Comparing 7 Google Keyword Planner alternatives: which keyword research tool fixes the volume-range problem cheapest, which one adds rank tracking, and which one still beats Keyword Planner on price. Three specific gaps drive most people away from Google Keyword Planner, and each points to a different fix. If the problem is volume shown as ranges instead of numbers, Keywords Everywhere solves it inline on Google Search for $7/month, no Ads billing profile required. If the problem is the missing difficulty score and no rank tracking, KeySearch bundles both into a $24/month plan, or SECockpit adds a daily rank tracker to every tier from $39/month. If the problem is that Keyword Planner only covers Google, Keyword Tool spans 15 platforms including Amazon and YouTube, with a genuinely free unlimited-suggestions tier. For teams that want a second, independent data source rather than another tool re-modeling the same Google Ads numbers, Wordtracker has run its own proprietary database since the late 1990s. For content teams who want to see the actual questions people ask before touching a volume figure, Answer The Public pairs question discovery with bundled AI drafting from $20/month. And for anyone on the tightest possible budget who still wants PAA extraction and niche clustering, Kwestify starts at $12/month. Google Keyword Planner remains worth keeping open in a tab regardless of which alternative you pick: it is still the only tool on this list whose numbers come directly from Google, and every third-party tool here is, at some level, estimating around that same underlying dataset.

Frequently asked questions

Is Google Keyword Planner accurate enough for organic SEO in 2026?

Google Keyword Planner's volume data is directionally useful but not precise for organic SEO unless your account has active Google Ads spend, in which case accounts without spend see volumes as broad ranges like 1K to 10K rather than exact figures. It also has no keyword difficulty score or SERP analysis, so most SEO teams use it as a free cross-reference alongside a dedicated tool like KeySearch or SECockpit rather than as their only source.

Do I need a Google Ads account to use Google Keyword Planner?

Yes, Google Keyword Planner is only accessible through a Google Ads account, though you are not required to spend any money on ads once the account is set up. The tradeoff is that accounts with no active ad spend see search volumes as ranges instead of specific monthly numbers, which is the single most common reason people look for alternatives.

What is the cheapest Google Keyword Planner alternative for exact search volume?

Keywords Everywhere is the cheapest paid alternative at $7/month for Bronze, showing volume and CPC data inline on Google Search without needing a Google Ads billing profile. Kwestify is the next cheapest at $12/month, for a broader toolkit that includes PAA extraction and niche clustering rather than a browser-overlay experience.

Which Google Keyword Planner alternative includes rank tracking?

SECockpit includes a daily rank tracker on every plan starting at $39/month, and KeySearch bundles rank tracking into its $24/month Starter plan alongside keyword research and SERP analysis.
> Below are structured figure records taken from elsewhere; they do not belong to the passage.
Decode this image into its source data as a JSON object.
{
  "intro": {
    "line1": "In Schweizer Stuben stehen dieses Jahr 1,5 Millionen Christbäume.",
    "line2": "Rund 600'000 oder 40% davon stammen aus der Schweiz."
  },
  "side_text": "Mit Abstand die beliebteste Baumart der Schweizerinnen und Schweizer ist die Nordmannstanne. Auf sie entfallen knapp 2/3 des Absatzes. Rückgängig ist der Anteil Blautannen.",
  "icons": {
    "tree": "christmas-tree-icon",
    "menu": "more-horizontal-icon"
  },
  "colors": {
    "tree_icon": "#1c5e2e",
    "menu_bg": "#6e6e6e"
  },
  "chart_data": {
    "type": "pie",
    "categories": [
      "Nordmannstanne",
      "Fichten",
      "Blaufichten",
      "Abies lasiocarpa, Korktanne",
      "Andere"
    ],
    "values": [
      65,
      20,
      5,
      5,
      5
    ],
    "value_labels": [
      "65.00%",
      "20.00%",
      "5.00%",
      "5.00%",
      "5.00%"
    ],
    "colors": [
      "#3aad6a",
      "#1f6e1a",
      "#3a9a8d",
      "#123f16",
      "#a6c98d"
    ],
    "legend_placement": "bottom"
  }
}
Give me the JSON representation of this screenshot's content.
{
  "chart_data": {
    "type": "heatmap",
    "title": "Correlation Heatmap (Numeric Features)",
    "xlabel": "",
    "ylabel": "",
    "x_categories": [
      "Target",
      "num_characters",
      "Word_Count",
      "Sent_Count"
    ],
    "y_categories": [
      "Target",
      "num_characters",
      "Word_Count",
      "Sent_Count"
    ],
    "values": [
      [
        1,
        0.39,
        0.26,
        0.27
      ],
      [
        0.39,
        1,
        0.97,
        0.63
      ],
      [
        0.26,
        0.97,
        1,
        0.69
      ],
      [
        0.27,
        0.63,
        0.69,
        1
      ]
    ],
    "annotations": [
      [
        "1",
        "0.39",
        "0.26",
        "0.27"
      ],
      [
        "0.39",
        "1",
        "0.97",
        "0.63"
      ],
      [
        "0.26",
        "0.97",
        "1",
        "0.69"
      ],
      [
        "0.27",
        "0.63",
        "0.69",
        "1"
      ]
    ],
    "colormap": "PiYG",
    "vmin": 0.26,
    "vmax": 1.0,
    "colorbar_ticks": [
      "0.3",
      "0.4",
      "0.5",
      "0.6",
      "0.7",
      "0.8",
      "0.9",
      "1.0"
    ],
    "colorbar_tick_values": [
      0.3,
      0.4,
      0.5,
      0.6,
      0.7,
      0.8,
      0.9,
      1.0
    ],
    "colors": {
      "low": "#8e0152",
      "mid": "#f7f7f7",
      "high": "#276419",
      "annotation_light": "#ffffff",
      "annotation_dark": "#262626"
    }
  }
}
Google Keyword Planner itself has no rank tracking feature since it was built for ad campaign planning, not ongoing organic position monitoring.

Is there a free alternative to Google Keyword Planner with keyword difficulty scores?

There is no single free tool with a true difficulty score, but Keyword Tool's free tier gives unlimited keyword suggestions with no account required, and Answer The Public's free tier offers 3 searches a day for question-based ideas, both of which pair well with Google Keyword Planner's free volume ranges. A real difficulty score currently requires a paid plan, with KeySearch's $24/month Starter being the cheapest option that includes one.

Which alternative pulls keyword data from sources besides Google, like Amazon or YouTube?

Keyword Tool covers 15 sources including Amazon, YouTube, Bing, TikTok, and the App Store, the broadest range in this comparison. SECockpit and Kwestify also pull from YouTube and Amazon Suggest alongside Google, which makes all three better suited than Google Keyword Planner for e-commerce or video-focused keyword research.